In that period he supported the “Lo-Ming line,” which followed guerrilla tactics and strategy advocated by Mao Tse-tung, in opposition to the prevailing PB leadership. In 1935, at Tsunyi, he voted for Mao to lead the CCP PB.

During the Long March Teng Hsiao-p'ing was deputy commander and political commissar of Liu Po-ch'eng's Twelfth Division. He backed Mao Tse-tung in his dispute with Chang Kuo-t'ao at Maoerhkai, and he completed the Long March with Mao's columns. In 1936 he was Nieh Jung-chen's deputy as political commissar of the First Army Corps in Kansu.

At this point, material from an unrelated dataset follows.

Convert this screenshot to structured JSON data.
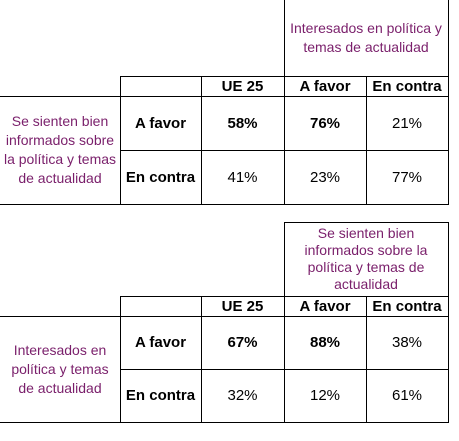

At the start of the Resistance War in 1937, Teng became political commissar of the 129th Division commanded by Liu Po-ch'eng, with whose forces he was identified for the next twelve years. In 1943 Teng headed the general political department of the People's Revolutionary Military Council and entered the secretariat of the CC. At the Seventh Party Congress (Yenan, 1945) he became secretary of the CC and PB. Returning to the field with Liu Po-ch'eng, he served as chief of the General Front Committee, the supreme staff of all the PLA on the Central Plains, and was also political commissar of Liu Po-ch'eng's army of victory in Szechuan (1949). As such he carried out Mao's “general strategic concepts” which led to the complete defeat of all Chiang Kai-shek's armies north of the Yangtze River. Teng became first secretary of the Party's Southwest Bureau and concurrently a vice-chairman of the provisional government (1950-54). From 1952 to 1954 he was minister of finance and a member of the State Planning Commission. With formation of the NPC in 1954, he became a deputy premier and a deputy chairman of the National Defense Council. In 1956 the Eighth Congress of the CC restored the post of general secretary (which no longer carried the
primary leadership role, however), and Teng was elected to that office. Third in rank in the SC, Teng Hsiao-p'ing served as Acting Premier during Chou En-lai's absences from China (winter, 1963–64, and March, 1965). At the August, 1966, meeting of the CC, Teng was re-elected to the PB and listed sixth, as before, but he was no longer vice-chairman of the Party or PB general secretary. Until December, 1966, Teng Hsiao-p'ing and Liu Shao-ch'i both appeared on the stand with Mao to review the Red Guards, but after that became prime targets of wall poster attacks. Their followers were widely accused of sabotaging the GPCR and were driven from office by Red Guards (often with PLA help) in half a dozen major cities and provinces, but elsewhere they stubbornly clung to power. Teng's fate at this writing was undetermined.